Vishwamitra Pathak is an Indian politician from Madhya Pradesh. He is a two time elected Member of the Madhya Pradesh Legislative Assembly from 2008 and 2023, representing Sihawal Assembly constituency as a Member of the Bharatiya Janata Party.

==Political career==
Pathak began his political journey as a member of the Indian National Congress, where he was an active worker until 2008. Prior to the 2008 Madhya Pradesh Legislative Assembly election, he joined the Bharatiya Janata Party (BJP). In the 2008 Madhya Pradesh Legislative Assembly election, Pathak was nominated by the Bharatiya Janata Party to contest from the Sihawal Assembly Constituency. He ran against the Indian National Congress candidate, Indrajeet Kumar, and won with a margin of 2,468 votes, securing a total of 37,083 votes to Kumar's 34,615.

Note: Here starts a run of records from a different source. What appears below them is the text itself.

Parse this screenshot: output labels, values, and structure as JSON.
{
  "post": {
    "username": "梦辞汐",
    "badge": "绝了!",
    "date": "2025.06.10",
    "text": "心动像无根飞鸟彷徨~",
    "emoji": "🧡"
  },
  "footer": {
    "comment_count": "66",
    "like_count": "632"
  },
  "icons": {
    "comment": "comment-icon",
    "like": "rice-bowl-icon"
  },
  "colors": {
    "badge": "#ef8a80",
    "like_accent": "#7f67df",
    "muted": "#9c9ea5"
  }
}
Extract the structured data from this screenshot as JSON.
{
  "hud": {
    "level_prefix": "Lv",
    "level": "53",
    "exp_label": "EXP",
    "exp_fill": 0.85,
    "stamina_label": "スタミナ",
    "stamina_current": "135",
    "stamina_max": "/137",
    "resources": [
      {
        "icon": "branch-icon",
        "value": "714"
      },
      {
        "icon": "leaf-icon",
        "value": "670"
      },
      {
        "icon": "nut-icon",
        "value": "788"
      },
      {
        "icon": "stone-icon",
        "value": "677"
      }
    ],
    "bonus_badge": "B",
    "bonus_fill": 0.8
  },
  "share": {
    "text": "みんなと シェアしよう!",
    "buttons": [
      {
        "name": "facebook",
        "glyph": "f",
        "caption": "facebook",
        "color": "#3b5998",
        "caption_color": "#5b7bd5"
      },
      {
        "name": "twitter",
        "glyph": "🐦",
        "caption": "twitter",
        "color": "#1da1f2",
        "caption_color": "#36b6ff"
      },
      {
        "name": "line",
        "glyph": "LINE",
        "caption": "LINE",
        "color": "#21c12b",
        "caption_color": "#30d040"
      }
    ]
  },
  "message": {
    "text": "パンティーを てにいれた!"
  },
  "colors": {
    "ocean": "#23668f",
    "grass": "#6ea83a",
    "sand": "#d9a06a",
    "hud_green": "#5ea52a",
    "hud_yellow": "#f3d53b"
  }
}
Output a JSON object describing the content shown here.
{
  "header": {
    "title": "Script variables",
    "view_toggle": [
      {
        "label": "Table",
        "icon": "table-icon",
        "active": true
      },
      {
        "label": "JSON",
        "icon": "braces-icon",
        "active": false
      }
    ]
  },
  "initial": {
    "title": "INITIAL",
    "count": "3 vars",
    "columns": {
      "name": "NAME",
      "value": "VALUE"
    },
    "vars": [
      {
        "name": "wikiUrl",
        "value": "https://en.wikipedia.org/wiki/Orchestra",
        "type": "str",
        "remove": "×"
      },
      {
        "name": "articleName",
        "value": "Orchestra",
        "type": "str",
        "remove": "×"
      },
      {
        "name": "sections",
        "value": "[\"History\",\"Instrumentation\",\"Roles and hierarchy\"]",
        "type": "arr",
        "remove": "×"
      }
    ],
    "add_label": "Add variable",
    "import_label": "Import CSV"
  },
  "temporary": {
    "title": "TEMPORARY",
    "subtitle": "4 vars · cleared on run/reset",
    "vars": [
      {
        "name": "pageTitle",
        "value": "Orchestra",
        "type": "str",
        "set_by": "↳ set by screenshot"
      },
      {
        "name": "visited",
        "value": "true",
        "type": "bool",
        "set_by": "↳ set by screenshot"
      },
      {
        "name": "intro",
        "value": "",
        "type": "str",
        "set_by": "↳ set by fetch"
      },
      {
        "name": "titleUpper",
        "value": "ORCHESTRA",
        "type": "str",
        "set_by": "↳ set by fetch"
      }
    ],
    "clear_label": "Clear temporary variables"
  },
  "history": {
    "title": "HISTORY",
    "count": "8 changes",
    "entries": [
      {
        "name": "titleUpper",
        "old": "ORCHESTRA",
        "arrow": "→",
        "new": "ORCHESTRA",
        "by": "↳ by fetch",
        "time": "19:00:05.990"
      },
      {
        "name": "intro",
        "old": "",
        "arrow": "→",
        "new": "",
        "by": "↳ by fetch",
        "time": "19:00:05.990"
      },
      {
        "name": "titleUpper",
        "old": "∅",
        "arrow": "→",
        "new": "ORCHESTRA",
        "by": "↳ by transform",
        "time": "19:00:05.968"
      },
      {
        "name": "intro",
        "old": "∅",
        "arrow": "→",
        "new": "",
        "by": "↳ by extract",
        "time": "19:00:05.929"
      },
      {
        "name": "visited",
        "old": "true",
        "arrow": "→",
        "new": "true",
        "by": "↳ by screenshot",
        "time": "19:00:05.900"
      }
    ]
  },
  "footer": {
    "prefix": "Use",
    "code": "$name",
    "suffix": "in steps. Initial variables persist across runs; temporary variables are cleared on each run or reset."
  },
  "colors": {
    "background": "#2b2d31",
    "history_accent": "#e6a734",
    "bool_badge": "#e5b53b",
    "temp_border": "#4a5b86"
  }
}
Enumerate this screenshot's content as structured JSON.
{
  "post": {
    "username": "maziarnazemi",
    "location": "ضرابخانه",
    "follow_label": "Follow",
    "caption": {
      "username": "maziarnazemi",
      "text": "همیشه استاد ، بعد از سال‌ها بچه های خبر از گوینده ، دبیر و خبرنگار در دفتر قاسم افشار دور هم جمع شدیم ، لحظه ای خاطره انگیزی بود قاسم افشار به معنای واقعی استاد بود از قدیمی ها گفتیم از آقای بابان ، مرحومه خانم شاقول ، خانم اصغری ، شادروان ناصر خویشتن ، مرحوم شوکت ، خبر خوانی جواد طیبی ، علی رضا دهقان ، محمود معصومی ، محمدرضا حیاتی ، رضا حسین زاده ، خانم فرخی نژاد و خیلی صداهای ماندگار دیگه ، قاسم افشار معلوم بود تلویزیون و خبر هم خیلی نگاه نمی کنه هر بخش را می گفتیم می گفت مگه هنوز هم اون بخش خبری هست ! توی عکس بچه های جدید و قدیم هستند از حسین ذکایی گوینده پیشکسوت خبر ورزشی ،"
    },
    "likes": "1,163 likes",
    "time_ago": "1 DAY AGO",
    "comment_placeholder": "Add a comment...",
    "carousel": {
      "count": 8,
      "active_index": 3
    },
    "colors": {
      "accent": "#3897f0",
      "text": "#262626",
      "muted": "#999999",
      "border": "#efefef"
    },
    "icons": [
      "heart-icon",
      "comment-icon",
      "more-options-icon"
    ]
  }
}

In the 2013 Madhya Pradesh Assembly election, Pathak again received the BJP ticket for the Sihawal constituency. This time, he faced Kamaleshwar Patel, the son of his previous opponent Indrajeet Kumar, representing the INC. Patel won the election with a significant margin of 32,556 votes, receiving 72,928 votes to Pathak's 40,372.

For the 2018 Madhya Pradesh Assembly election, Pathak departed from the BJP after not being granted a ticket, choosing instead to contest independently. He ran against Kamaleshwar Patel, the INC candidate, and the new BJP nominee, Shivbahadursingh Chandel. Patel won again, with a margin of 31,506 votes, receiving 63,918 votes to Pathak's 27,121 and Chandel's 32,412.

In the 2023 Madhya Pradesh Assembly election, Pathak rejoined the BJP, which nominated him once more for the Sihawal constituency. He competed again against INC candidate Kamaleshwar Patel and won with a margin of 16,478 votes, securing 87,086 votes to Patel's 70,607.